The positive nuclei was generally weakly stained, the proportion of ER
positive nuclei typically about 20-30%. Depending on the
cut-off level used by the individual laboratory, the result would
have an impact on the choice of treatment for this tumour. Using the
10% cut-off level, 83% of the laboratories would have classified the
tumour as negative, whereas 17% would have classified it as
positive. As NordiQC at the moment do not have other data on this
case (such as mRNA analysis of the ER expression or treatment
response), both positive and negative staining reactions was accepted. However, from this
observation a new focus
era for the immunohistochemical demonstration of ER
may have come.
Previously the false negative ER reactions in breast
carcinomas was a major problem, as demonstrated in both UK NEQAS and
NordiQC, where up to 50% of the results have shown to be false
negative, but there are virtually no data on “false positive” ER
demonstration in breast carcinomas.
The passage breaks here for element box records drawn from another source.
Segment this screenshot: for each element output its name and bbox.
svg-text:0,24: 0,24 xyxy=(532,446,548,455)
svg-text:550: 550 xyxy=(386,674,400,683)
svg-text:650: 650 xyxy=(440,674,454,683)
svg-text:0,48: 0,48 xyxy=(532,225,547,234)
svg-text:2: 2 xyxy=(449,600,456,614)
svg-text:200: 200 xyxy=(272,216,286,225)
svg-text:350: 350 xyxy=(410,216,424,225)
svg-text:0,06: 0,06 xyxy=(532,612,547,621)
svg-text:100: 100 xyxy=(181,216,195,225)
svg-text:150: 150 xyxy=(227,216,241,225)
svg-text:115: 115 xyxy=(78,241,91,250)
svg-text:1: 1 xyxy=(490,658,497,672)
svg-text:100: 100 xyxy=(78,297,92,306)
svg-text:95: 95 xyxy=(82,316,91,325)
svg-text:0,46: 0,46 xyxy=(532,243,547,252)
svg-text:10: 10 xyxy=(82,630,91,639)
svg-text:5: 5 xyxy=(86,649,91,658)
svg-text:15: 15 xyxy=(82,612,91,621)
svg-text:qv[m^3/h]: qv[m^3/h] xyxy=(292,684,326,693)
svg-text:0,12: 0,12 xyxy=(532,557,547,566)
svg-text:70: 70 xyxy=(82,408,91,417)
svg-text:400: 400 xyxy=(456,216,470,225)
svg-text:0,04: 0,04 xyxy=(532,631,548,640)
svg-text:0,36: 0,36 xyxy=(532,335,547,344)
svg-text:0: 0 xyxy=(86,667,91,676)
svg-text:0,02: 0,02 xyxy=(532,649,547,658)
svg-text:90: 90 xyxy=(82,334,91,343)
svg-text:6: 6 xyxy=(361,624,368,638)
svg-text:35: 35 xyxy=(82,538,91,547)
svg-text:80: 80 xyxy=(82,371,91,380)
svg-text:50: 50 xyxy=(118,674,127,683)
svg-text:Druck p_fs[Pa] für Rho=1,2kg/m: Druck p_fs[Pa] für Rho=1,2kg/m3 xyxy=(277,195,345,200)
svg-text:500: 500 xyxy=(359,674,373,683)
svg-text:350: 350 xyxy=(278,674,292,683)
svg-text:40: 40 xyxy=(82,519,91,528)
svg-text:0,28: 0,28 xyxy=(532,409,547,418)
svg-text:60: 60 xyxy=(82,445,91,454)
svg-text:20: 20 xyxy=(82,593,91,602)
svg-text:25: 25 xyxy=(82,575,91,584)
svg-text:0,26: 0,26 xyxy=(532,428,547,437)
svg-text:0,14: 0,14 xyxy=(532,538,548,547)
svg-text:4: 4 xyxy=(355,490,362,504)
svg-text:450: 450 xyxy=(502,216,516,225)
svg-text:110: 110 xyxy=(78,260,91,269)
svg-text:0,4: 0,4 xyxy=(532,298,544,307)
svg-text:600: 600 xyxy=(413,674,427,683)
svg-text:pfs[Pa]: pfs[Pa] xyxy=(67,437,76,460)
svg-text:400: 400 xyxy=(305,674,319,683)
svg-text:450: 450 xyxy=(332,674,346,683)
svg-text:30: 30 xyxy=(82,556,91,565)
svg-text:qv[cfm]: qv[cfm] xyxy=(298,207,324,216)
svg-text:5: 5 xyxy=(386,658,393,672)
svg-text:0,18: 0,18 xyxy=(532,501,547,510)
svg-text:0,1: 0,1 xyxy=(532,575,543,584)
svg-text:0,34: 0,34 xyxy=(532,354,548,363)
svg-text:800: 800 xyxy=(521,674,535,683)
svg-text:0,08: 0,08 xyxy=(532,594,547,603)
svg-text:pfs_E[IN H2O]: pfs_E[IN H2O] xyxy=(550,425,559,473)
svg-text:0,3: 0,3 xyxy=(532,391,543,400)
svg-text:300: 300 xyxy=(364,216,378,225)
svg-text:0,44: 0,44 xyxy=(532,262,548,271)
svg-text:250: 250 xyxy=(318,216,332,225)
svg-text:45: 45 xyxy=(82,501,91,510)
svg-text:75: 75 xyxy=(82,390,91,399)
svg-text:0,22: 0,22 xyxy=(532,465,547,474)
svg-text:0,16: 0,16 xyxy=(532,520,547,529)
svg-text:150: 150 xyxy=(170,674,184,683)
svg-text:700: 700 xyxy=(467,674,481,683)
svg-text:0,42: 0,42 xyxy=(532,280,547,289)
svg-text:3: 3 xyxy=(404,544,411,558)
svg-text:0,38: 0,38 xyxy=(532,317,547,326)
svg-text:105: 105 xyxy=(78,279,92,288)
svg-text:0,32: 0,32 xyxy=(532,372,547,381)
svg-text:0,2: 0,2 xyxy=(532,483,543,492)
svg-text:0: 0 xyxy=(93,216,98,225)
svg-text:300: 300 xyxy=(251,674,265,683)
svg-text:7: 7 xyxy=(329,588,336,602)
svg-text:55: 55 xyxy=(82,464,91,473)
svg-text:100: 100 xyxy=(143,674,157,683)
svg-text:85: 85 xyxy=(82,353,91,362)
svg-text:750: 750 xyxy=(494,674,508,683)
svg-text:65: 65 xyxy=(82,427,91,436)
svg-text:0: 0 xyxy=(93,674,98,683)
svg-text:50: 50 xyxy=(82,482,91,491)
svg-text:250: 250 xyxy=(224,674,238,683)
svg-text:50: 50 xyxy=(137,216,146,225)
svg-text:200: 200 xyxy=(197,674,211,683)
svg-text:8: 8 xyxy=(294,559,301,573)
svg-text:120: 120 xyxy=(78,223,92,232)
If the low level of ER
positivity in the basal-like carcinoma is considered as truly
positive and suited for endocrine therapy, only 17% of the
laboratories delivered a sufficient result for ER using a cut off
level at 10%.
This was the 6th assessment of ER in NordiQC
with following proportions of sufficient results. Table 3 shows the
development in number of participants and pass rates. The slight
drop in pass rate from run B3 to run B5 is probably due to the many
new laboratories participating for the first time.
Table 3.
Number of participants and pass rates for ER during 6 runs.
Conclusion
The mAb clones 6F11 and the rmAb SP1 seem to be the most robust
Abs for ER. Efficient HIER is mandatory. For optimal
demonstration of ER an alkaline buffer is preferable. The
concentration of the Ab must be carefully calibrated using an
appropriate control such as the uterine cervix in which both the
epithelial cells and most stromal cells must show a strong distinct
nuclear reaction with minimal cytoplasmic reaction.